Raccontonweb: “Misteriosa presenza” di Emanuela Verderosa
Misteriosa presenza
Nella stanza in penombra un brusio sommesso altalenava tra le figure assise e pensose. Molte di loro avvolte dal nero lutto della consuetudine meridionale.
L’ultimo sole indugiava sospeso al tepore di marzo stampando ombre lievi sui volti gravi e rigati, certuni, da lacrime stanche. A tratti, sospiri improvvisi conquistavano l’angusto varco di finestra per svanire tra le chiome degli alberi antistanti.
Il giorno tremolando affievoliva chiamando a resa diuturne ansie e fatiche dell’inquieta esistenza degli uomini.
Lui, l’assente, lo avevano da poco lasciato lì, in ospedale, freddo e disteso tra addobbi e croci e una immagine della Vergine in trono dispiegata sulla parete dalla parte del capo, in chino gesto materno come determinata a vegliarlo tra ceri tremolanti.
L’angoscia, l’ansia, l’incertezza di mesi e di anni per il male infido annidato ed alfine impazzito nel giovane corpo estenuato, approdavano lì. Lì la speranza arresa e il traguardo. In quella stanza tiepida e muta abitata dal denso tempo immoto e palpabile. Un’isola del non-tempo, ormai.

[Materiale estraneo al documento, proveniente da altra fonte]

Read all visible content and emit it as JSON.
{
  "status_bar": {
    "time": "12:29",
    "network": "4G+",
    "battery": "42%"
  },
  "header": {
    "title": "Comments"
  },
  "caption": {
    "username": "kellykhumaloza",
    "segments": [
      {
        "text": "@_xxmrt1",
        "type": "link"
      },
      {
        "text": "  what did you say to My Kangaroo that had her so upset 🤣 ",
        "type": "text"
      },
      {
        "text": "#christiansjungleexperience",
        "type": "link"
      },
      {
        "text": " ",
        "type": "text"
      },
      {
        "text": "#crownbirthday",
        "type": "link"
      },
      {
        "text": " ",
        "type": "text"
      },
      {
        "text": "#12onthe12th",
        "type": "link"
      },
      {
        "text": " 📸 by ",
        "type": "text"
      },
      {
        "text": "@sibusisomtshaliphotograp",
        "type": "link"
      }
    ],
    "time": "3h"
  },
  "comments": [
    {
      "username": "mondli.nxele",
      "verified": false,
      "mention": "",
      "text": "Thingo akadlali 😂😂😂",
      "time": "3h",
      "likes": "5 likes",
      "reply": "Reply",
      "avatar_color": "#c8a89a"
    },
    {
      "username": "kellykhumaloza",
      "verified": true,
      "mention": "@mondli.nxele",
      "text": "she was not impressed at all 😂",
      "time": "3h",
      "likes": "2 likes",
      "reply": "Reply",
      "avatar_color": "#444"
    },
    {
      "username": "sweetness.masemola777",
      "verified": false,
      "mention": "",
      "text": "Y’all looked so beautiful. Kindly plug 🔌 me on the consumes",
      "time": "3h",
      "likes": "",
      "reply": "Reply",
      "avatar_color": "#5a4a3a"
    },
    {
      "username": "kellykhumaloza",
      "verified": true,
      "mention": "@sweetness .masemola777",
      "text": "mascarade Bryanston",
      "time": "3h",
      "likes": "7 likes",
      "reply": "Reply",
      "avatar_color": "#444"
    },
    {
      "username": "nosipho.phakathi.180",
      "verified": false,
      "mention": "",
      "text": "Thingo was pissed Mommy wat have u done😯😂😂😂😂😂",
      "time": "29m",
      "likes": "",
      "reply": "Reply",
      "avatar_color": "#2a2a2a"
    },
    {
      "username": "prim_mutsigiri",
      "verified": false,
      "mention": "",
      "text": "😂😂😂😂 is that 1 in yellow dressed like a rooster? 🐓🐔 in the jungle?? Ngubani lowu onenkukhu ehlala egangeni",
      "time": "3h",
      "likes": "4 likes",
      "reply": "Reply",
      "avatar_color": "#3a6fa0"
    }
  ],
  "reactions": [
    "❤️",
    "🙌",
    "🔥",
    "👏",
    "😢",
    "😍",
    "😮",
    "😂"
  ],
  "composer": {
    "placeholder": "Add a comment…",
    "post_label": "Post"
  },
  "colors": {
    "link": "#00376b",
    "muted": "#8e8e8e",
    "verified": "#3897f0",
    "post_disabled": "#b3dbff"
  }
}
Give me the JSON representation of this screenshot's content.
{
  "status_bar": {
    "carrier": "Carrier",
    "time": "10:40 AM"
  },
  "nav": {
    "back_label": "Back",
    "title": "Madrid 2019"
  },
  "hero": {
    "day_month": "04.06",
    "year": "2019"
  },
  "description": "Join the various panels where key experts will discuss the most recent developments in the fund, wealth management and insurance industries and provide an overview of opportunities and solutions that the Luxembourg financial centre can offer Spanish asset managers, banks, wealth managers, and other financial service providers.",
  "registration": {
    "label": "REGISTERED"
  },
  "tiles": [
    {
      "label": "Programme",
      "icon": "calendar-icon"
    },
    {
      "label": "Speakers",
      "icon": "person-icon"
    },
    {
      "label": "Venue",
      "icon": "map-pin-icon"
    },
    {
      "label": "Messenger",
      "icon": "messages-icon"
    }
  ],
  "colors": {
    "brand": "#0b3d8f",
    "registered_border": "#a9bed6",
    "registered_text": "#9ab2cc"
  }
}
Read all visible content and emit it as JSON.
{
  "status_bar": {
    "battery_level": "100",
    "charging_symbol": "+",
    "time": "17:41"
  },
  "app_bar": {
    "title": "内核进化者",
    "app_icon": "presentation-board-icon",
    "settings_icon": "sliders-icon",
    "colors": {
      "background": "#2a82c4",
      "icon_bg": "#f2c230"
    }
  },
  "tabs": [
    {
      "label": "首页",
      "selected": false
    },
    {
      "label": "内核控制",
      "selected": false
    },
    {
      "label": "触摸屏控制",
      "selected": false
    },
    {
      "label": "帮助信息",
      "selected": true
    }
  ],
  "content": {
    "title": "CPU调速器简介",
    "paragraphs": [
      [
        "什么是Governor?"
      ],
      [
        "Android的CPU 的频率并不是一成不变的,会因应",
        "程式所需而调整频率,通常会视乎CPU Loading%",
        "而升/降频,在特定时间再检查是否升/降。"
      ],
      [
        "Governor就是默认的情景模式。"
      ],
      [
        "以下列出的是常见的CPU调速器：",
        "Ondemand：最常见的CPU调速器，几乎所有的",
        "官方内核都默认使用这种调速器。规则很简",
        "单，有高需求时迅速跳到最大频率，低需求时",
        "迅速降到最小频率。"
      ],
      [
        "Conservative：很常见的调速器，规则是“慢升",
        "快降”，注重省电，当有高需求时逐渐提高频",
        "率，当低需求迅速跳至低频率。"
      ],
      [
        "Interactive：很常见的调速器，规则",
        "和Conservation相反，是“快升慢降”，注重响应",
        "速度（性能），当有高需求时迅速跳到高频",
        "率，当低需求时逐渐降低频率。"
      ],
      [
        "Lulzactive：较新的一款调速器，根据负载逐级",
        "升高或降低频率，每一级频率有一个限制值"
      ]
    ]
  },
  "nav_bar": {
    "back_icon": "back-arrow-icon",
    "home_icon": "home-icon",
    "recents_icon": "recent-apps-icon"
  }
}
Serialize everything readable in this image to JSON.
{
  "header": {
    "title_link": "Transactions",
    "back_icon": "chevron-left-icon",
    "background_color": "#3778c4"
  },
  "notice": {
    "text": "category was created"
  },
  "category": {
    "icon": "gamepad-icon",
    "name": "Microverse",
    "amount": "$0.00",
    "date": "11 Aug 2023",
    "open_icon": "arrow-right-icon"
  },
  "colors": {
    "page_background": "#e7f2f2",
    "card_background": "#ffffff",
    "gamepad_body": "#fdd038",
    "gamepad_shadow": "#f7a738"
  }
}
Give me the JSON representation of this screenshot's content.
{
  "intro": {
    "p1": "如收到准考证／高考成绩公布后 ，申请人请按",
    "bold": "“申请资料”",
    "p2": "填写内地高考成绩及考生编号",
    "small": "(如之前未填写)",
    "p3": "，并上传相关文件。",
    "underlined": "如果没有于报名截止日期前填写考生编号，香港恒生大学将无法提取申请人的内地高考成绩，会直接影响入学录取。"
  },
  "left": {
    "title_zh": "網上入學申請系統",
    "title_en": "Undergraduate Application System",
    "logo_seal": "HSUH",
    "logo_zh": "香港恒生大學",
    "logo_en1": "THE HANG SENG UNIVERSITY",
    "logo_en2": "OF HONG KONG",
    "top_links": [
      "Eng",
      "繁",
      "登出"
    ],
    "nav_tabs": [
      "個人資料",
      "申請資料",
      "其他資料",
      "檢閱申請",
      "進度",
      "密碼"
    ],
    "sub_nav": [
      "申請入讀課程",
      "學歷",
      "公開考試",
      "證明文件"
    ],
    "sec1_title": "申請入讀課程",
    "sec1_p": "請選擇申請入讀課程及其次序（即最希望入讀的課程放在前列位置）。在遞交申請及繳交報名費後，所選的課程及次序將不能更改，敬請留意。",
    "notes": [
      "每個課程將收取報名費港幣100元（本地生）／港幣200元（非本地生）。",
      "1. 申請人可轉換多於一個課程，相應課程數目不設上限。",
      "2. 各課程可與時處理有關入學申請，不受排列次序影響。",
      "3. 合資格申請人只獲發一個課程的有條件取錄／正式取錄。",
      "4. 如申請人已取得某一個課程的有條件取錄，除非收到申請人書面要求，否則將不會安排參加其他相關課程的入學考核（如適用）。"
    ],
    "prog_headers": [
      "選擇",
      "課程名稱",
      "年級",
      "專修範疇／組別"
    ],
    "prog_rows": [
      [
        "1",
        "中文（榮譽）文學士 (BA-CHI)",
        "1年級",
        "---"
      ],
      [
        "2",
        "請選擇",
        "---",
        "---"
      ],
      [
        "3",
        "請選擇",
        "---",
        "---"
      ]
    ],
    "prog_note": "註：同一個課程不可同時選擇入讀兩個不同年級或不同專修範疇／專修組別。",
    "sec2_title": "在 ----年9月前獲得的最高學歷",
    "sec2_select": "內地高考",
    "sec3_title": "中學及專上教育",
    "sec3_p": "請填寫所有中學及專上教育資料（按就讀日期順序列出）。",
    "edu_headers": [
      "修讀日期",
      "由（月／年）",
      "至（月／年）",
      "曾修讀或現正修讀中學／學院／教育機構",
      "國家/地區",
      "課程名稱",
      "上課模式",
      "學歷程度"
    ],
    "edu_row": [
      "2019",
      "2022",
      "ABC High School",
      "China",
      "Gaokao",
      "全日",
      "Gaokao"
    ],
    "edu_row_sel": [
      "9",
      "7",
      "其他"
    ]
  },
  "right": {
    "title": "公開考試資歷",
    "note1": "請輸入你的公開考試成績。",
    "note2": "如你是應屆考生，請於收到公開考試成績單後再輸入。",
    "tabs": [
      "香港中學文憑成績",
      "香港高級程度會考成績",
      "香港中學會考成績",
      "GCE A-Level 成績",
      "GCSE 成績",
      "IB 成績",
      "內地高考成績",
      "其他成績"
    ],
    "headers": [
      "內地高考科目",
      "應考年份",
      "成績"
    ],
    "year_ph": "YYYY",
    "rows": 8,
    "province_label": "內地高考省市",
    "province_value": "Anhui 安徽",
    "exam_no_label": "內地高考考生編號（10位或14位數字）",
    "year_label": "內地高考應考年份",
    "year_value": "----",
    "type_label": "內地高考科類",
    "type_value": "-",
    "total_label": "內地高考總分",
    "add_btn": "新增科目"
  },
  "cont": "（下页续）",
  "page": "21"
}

E loro, i congiunti, sostavano in casa a vegliarlo impotenti e feriti, disposti in cerchio attorno alla madre quasi a sostenere insieme la minacciosa muraglia di insaziato perché rivolto verso l’alto per l’imponderabile destino degli uomini. Muraglia che può schiacciare, a volte, per crudo non-senso.
A tratti, frasi scontate rompevano silenzi e pensieri. E gente che arrivava, sostava silenziosa, per poco, poi salutava, esprimeva cordoglio ed andava. E altri salivano, seri e spiazzati, animando il chiocciante andirivieni di scale. Salivano per il rito antico di consolare ed essere consolati e, forse, guarire dall’amara lacerazione nella carne.
E salì anche un cane. Un magnifico dalmata dallo sguardo mite su una testa attenta ed intelligente. Seguiva i passi umani senza fretta né smania, adeguandosi al ritmo lento e pacato del frangente. Arrivò nella saletta con altre persone. E, come loro, fece il giro dei presenti seduti lì ormai da tempo, guardandoli uno per uno come a salutarli. Ma cercava qualcuno di preciso. E la trovò. Giunto dinanzi alla madre del morto, il cane si fermò. La guardò. E le si sedette dinanzi. Immobile.
Nella concitazione della sorpresa, intanto, si animavano interrogativi sulla sua presenza inusitata e si cercava il padrone tra gli ultimi sopraggiunti. Ma del padrone nessuna traccia. Uno dei presenti lo chiamò. Il cane gli si diresse incontro. Si lasciò prendere dal collare con arresa mansuetudine. Come se avesse adempiuto un suo compito. Sulla targhetta appesa un numero di telefono. Fu rintracciato il padrone. E il suo padrone arrivò e ringraziò per il cane che aveva temuto di non rivedere.
L’accaduto inspiegato ed inspiegabile inquietò non poco. E lasciò una domanda in più sospesa nella stanza di veglia.
Perché un cane dopo aver percorso quindici chilometri di distanza (da Busto Arsizio a Tradate) avrebbe infilato una stradina fuori mano, imboccato uno stretto portico seminascosto, attraversato un vicolo antistante gli usci per dirigersi decisamente alla scalinata aggettante al primo piano di una casa dove si piangeva un morto? Perché? Che cosa lo avrebbe spinto e guidato lì, fino a quella stanza fuori mano segnata da un’assenza radicale, dinanzi alla figura mesta di una madre in lutto per suo figlio? È dinanzi a lei che si era fermato! È per lei che era arrivato fin lì. Che cosa lo aveva richiamato lassù?
Con il trascorrere dei giorni una sola motivazione si impose come misteriosamente plausibile: lì, in quella casa, si faceva memoria di un uomo sofferente da tempo e mancato ai suoi cari. E quell’uomo era amico dei cani.
Eh! Già. Cose che succedono. “Ci sono più cose in cielo e in terra Orazio, di quante ne sogni la tua filosofia.” (William Shakespeare, Amleto).